O historiador Cláudio Siniscalchi salienta, na introdução, que, devido ao facto de ser para um documentário cinematográfico, a escrita de De Felice surge "extremamente mais ágil se comparada com as páginas densas da sua obra-prima, a biografia de Mussolini".
Este livro, editado pela Casa das Letras (ex-Editorial Notícias), divide-se em três ensaios: a "breve história do fascismo italiano" propriamente dita, "O problema da identidade nacional", facto muito em voga na década de 1990 em Itália, e "Da herança de Adua à intervenção".
No primeiro são abordados desde "os primeiros tempos da vida de Mussolini" à construção do "Estado totalitário", como interagiram fascismo e nazismo, a intervenção na II Grande Guerra e, finalmente, "Salò e a guerra civil".
A análise de Renzo De Felice não é apenas sobre os acontecimentos emblemáticos do fascismo transalpino, como a "Marcha sobre Roma" ou a constituição da "República de Salò", mas também sobre as maneiras como, de forma subtil ou até brutal, se foi dando a fascização do quotidiano italiano.
Este ensaio ocupa a maior parte da obra, reservando-se ao texto sobre a identidade italiana pouco mais que dez páginas e outras tantas ao terceiro, que, cronologicamente, vai de 1866, quando a Itália se alia à Prússia contra a Áustria, até princípios do século XX.

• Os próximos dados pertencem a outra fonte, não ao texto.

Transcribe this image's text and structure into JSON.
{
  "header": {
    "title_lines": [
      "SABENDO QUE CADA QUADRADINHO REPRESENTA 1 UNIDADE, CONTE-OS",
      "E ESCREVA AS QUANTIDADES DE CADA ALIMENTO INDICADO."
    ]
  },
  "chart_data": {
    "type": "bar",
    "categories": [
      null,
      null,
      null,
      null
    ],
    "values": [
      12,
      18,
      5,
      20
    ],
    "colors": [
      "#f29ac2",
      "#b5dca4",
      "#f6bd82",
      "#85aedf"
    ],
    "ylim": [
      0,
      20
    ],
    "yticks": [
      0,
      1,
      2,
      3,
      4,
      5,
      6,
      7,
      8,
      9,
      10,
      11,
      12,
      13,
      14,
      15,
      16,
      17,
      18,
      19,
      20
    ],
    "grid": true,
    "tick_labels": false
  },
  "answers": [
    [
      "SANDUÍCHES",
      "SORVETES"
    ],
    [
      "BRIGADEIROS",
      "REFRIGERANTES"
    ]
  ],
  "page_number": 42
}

Relativamente à identidade nacional italiana, De Felice afirma que esta sempre manifestou no seu interior "uma fraqueza íntima" que é a que "no fundo, o sentimento nacional é uma prerrogativa para uma minoria, no plano político e cultural".
Segundo afirma o historiador, a nação italiana "nasce, une-se, progride, mas por infelicidade sua, não consegue reconhecer totalmente a sua própria identidade".
Em Portugal foram já editadas outras obras do historiador italiano, nomeadamente, "Explicar o Fascismo" (1976).
Renzo de Felice faleceu em sua casa, em Roma, em 1996.